Un debate radiofónico de la campaña electoral madrileña ha servido para que muchos se hayan dado cuenta de que Vox es lo que es, y no algo que puede etiquetarse asépticamente como “opción iliberal” o “formación populista”.
Si no fuera un asunto tan serio, daría risa. Muchas personas de bien se han sorprendido ahora de la agresividad extrema y falta de empatía de Rocío Monasterio hacia Pablo Iglesias, que ha sido amenazado de muerte, al igual que el ministro de Interior.
La violencia verbal de la presidenciable de Vox no es nueva. Es consubstancial a la mayoría de grupos neofascistas europeos y, de manera especial, a los ultras españoles. Por ejemplo, en la campaña de las catalanas, el cabeza de lista de Vox soltó varias veces la expresión “estercoleros multiculturales” para referirse a determinados barrios, expresión repetida por Abascal en el Congreso.

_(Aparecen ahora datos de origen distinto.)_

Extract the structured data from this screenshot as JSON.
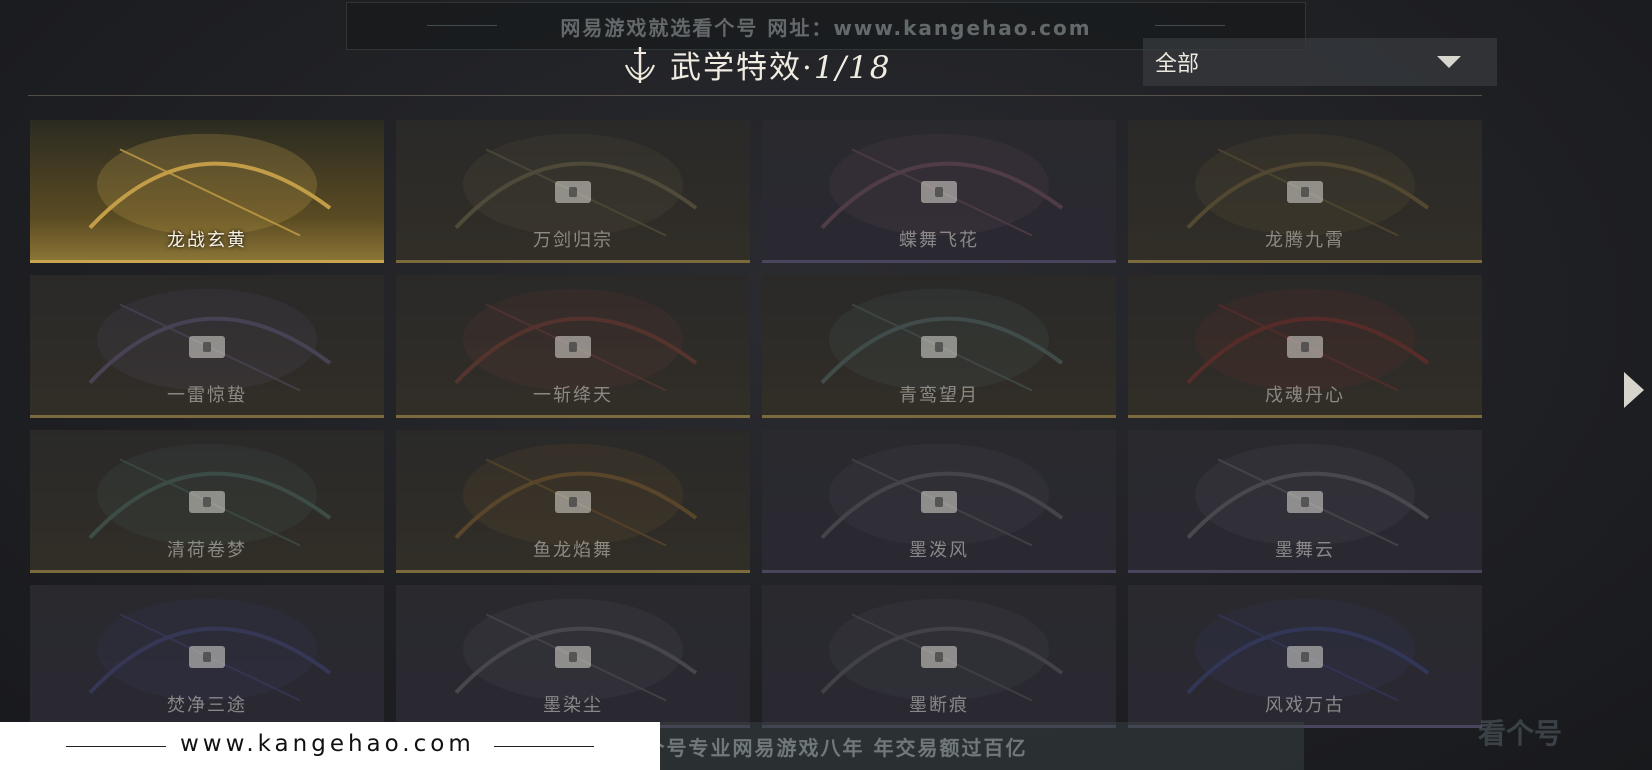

El fascismo usa el lenguaje para crispar, para provocar, para demonizar y para caldear el ambiente, lanzando la piedra y escondiendo –no mucho– la mano. Que algo tan conocido se reproduzca hoy en España es un fracaso y un desafío.
Según Pedro Sánchez, Vox “representa una amenaza para la democracia española”. Felicidades a los que, finalmente, han visto lo que hay.